The fight goes on for wrongly-accused Farncombe sub-postmaster
As it is revealed that hundreds of victims of the Post Office IT scandal will be excluded from a new compensation scheme, the Post Office is also facing a potential legal challenge from a local man.
Over 15 years, postmasters were sacked, bankrupted or wrongfully convicted after bosses pursued them for money 'missing' from their accounts.
But it later emerged that shortfalls at local branches, some running to more than £100,000, were likely to be the result of flaws in the Horizon computer system.
However, the new scheme set up to compensate those wrongly accused excludes Post Office workers in shops, and 555 postmasters who won a High Court fight last year.
The Post Office, which is wholly owned by the Government, says the postmasters in the High Court case are not eligible, as they won a settlement of £58million.
However, most of this went to legal funders and lawyers' fees.
Post Office workers in shops are also not eligible as their contract of employment was with companies such as McColl's, WH Smith and the Co-op, not the central Post Office company.
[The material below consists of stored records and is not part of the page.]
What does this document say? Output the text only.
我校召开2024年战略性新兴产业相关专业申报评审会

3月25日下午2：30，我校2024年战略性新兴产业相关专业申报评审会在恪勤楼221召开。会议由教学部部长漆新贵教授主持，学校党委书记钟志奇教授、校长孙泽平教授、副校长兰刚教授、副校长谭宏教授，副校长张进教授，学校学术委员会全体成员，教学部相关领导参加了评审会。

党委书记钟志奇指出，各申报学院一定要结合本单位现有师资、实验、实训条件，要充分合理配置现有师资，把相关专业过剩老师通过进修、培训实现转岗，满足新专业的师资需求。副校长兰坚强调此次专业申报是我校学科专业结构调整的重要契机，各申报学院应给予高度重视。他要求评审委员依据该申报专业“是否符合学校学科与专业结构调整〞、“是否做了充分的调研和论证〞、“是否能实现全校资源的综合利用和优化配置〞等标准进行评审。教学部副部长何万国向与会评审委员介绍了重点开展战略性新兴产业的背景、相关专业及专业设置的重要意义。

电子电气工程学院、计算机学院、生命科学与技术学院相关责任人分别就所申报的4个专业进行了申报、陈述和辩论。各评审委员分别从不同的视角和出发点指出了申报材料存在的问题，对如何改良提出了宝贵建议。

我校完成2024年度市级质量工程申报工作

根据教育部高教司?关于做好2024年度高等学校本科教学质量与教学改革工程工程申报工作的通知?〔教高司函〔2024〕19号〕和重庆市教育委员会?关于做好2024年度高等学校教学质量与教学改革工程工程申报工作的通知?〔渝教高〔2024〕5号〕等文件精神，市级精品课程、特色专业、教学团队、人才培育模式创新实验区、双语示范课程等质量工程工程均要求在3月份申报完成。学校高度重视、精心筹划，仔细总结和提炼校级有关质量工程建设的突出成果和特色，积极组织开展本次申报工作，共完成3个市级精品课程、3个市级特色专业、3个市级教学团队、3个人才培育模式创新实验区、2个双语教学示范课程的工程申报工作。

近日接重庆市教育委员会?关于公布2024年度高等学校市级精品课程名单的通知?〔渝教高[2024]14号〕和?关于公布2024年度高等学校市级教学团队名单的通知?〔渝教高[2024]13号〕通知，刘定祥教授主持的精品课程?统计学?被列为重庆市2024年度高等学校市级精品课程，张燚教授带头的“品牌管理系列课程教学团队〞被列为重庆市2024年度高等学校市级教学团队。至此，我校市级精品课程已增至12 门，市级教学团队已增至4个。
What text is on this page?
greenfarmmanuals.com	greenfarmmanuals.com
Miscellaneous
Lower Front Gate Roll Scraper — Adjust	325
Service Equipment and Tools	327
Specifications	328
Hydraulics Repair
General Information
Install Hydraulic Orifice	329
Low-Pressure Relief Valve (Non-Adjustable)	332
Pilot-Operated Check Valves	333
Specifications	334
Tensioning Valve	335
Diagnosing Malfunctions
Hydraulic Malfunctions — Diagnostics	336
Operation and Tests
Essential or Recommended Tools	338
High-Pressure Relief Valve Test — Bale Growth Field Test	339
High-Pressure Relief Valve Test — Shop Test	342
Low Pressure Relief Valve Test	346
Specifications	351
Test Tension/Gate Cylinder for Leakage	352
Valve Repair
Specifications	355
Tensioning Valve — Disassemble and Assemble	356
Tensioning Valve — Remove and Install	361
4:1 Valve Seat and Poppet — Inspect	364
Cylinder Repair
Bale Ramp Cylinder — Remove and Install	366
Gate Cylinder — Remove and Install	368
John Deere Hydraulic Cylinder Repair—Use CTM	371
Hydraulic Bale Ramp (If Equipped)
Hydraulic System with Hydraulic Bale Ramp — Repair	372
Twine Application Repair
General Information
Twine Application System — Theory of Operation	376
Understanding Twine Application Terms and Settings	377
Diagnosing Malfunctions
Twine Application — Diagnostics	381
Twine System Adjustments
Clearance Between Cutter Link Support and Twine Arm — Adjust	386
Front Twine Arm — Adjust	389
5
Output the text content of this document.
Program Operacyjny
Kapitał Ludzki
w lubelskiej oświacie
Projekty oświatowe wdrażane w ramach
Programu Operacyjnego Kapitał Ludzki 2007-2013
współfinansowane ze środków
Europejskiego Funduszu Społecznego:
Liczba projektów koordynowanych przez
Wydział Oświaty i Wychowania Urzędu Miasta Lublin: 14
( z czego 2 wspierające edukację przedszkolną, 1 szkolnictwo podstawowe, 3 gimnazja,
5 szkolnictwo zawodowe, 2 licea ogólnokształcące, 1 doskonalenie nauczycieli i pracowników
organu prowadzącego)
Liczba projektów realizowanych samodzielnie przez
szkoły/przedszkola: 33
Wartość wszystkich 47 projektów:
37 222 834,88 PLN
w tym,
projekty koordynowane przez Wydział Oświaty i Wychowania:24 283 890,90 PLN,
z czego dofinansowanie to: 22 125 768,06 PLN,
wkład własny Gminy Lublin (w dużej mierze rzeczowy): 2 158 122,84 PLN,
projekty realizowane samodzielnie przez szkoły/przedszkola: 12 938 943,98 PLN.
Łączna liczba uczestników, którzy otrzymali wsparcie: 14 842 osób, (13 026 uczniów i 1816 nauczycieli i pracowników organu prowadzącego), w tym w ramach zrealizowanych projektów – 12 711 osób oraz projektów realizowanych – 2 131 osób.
Almost 2,200 victims have entered claims for compensation from the Historical Shortfall Scheme, which closed to applicants last month.
Crowdfunding campaign.
Former Farncombe sub-postmaster Chirag Sidphura, 37, is running a crowdfunding campaign to challenge the process set up to compensate sub-postmasters affected by the scandal. Mr Sidphura, who is known as Sid, lost £57,000 after he was accused of false accounting by Post Office bosses. He didn't take part in the High Court action, so today's news does not apply to him. For Mr Sidphura, the fight goes on. "It left me broke. It is time for the Post Office to make good all the harm it has done," he said. He says he wants a judicial review into the process the Post Office is planning to use to compensate former sub-postmasters caught up in the scandal. "The process is fundamentally flawed and seeks to further the mistreatment of us. If I win this case it will affect all of us cheated by the Post Office," he said. "From January 2013 to February 2018, I worked as a sub-postmaster for the PO at Sid's News, running the branch at Farncombe. The Post Office sacked me after it claimed to have identified a shortfall in the branch account of over £57,000 through its Horizon accounting software. The Post Office had, itself, secretly determined before this that Horizon was "not fit for purpose". "The Post Office is owned and controlled by the Government. It proudly announces that it is 'backed by Government funding' and it spent £120 million of that funding on fighting the court case against it. Post Office criticised."The Post Office has been heavily criticised in Parliament, with calls for it to properly compensate those that have suffered at its hands. That suffering has included criminal convictions and bankruptcies at the hands of the Post Office.
"One MP said that the Post Office executives used 'grotesque predatory capitalism' throughout the Horizon IT scandal.
"The compensation scheme for postmasters is being administered through a system established by the Post Office. The lawyers in control of it are the very lawyers who last year were protesting the Post Office's innocence. The system is flawed and must be changed.
"The Post Office has been forced to admit that they were wrong to accuse hundreds of postmasters and yet still justice has not been done.
"Through this judicial review I am seeking to do that and secure a fair, transparent and public system for sub-postmasters. The Post Office described the scandal to the Court as "an existential threat" to its business. It is seeking to bury this process as deeply as possible with a view to paying as little as possible to those victims like me.
"The Post Office actions left me broke and I do not have the funds to meet what the Post Office will throw at me. They spent over £120 million of public money on losing the court battle."
He described the potential legal case as "a truly David and Goliath battle".
Appeal Court hearing.
In light of the High Court's findings, the Criminal Cases Review Commission has referred 47 unsafe Horizon-based convictions to the Court of Appeal.The Commission says it is confident the convictions will be overturned because of what it calls the Post Office's "abuse of process".
The new scheme runs parallel to postmasters' attempts to overturn their convictions. In June, the cases of 47 found guilty of false accounting, theft or fraud were sent to the Court of Appeal, while the Post Office is reviewing 960 convictions.
Following the mediation process, which ended last December, Post Office Chairman Tim Parker said: "We accept that, in the past, we got things wrong in our dealings with a number of postmasters and we look forward to moving ahead now, with our new CEO currently leading a major overhaul of our engagement and relationship with postmasters."